Пишу к тебе кратко, зная, что теперь тебе не до писем. Будь добр, мой друг, и впредь утешай меня, как всегда утешал. Благословляя тебя на новый труд, остаюсь любящая тебя
Надежда Батищева.
P. S. A что ты об адвокате Ерофееве пишешь, то мне даже очень прискорбно, что ты так на сем настаиваешь. Неужто же ты завидуешь сему врагу религии, который по меняльным рядам ходит и от изуродованных людей поживы ищет*! Прошу тебя, друг мой, оставь сию мысль!»
«Милая маменька!
Дело, о котором я писал вам в прошлом письме, развивается так быстро, что теперь у меня, вместо пятнадцати, уже восемьдесят три человека обвиняемых*. Восемьдесят три человека! Восемьдесят три жертвы пагубных заблуждений! Это ужасно!
Но какие это люди, милая маменька! сколько бы они могли принести пользы отечеству, если б не заблуждались! Какие величественные замыслы! Какие грандиозные задачи! Люди, которые, по всей справедливости, могли бы претендовать на титул благодетелей человечества, — эти люди не имеют теперь впереди ничего, кроме справедливой кары закона*! И они подвергнутся ей, этой каре (в этом я могу служить вам порукою)… подвергнутся, потому что заблуждались!

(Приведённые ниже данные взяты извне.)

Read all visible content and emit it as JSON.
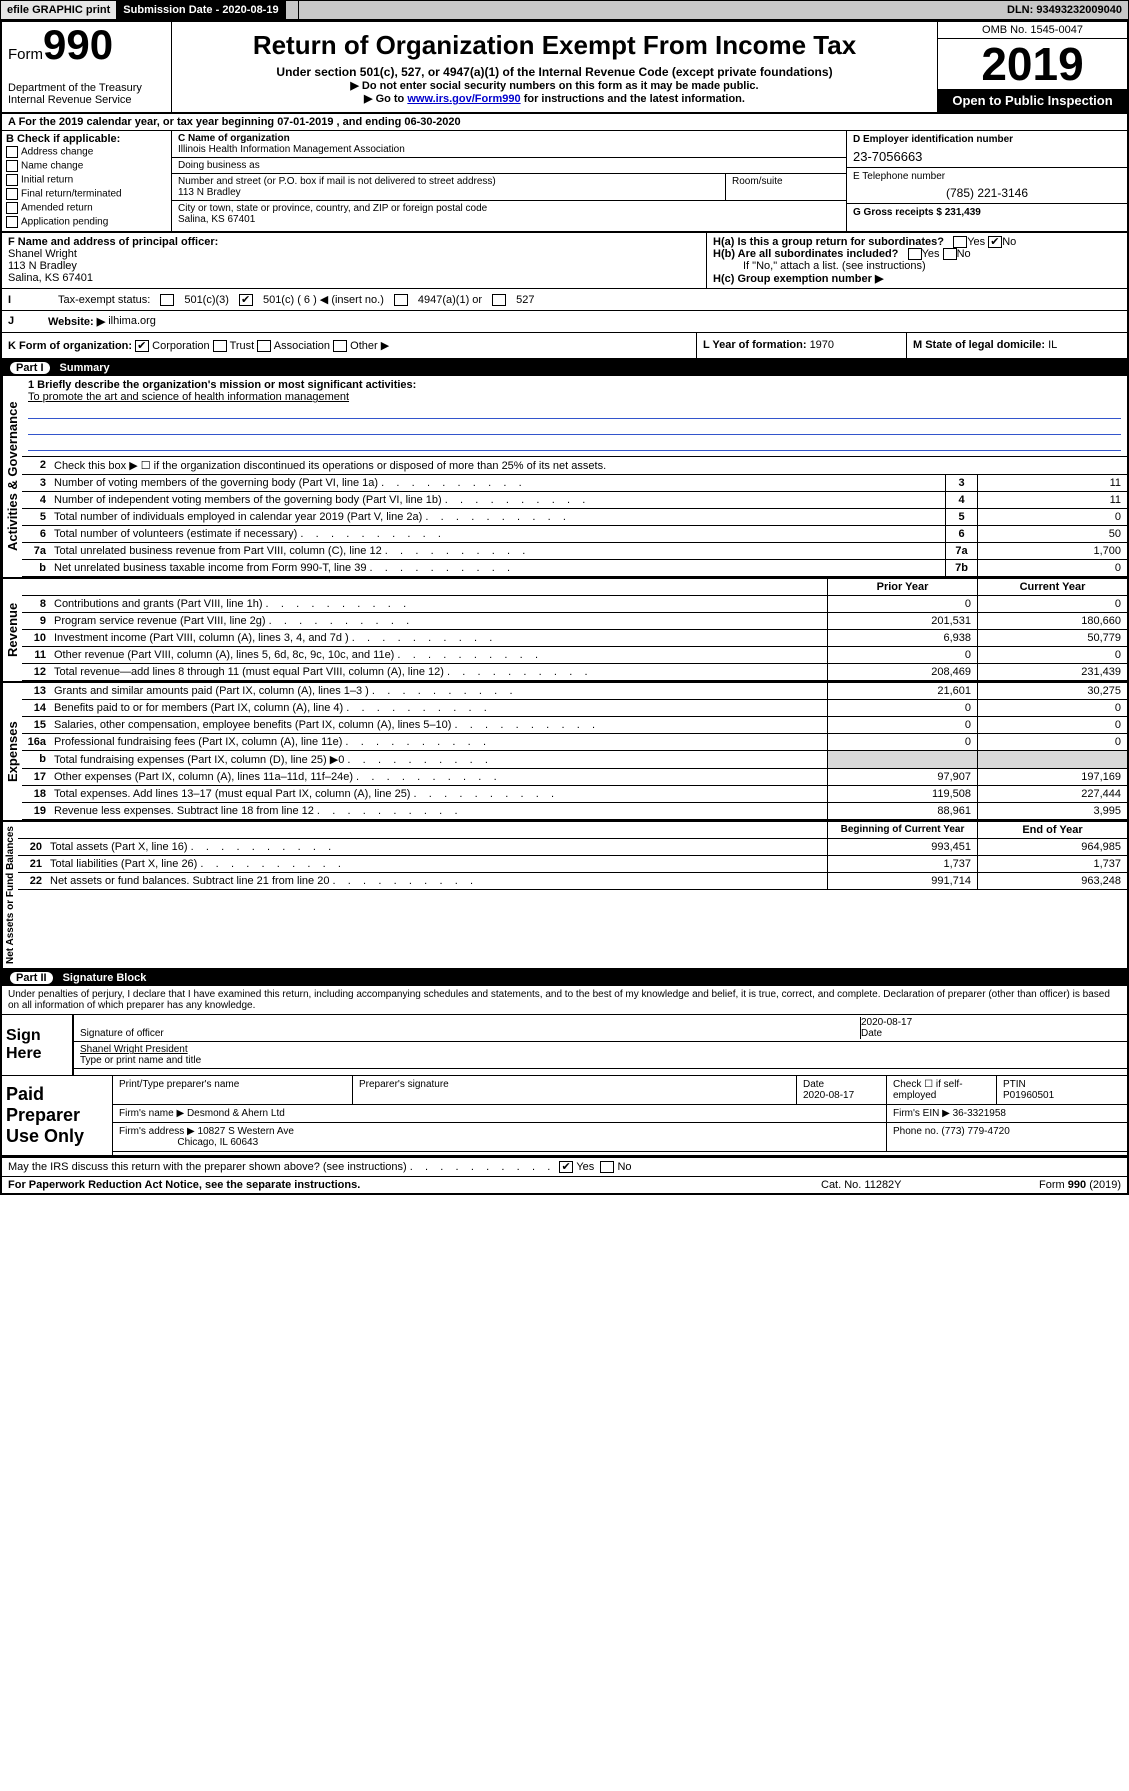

Не вдруг, однако ж, удалось мне проникнуть в святилище душ их. Много пришлось выслушать дерзких выходок и очень непрозрачных намеков, но терпение и особого рода выдержка и в этих трудных обстоятельствах не оставили меня. Я восторжествовал. Мой взгляд был верен: это именно неопытные заблуждающиеся, которых молодые души прежде всего доступны чувствительности. Не чувствительность ли ввергла их и в бездну заблуждения? Не она ли причиной, что молодые их силы, не успев развернуться в пышный цвет, уже являются преждевременно обреченными на гибель? Да, это еще вопрос! и даже очень важный вопрос, милая маменька, ибо та же чувствительность, которая служит источником омерзительнейших преступлений, может подвигать человека и к деяниям высочайшей благонамеренности и преданности. Стало быть, нужно только с уменьем пользоваться этим двигателем, нужно только уметь направить его, одним словом, нужно внимательно пересмотреть устав пресечения и предупреждения преступлений — и тогда все будет благополучно! Я, по крайней мере, сильно склоняюсь в пользу этого предположения, хотя, увы! и понимаю, что мое личное убеждение и бессильно ввиду предписаний закона! А закон ясен… и неумолим!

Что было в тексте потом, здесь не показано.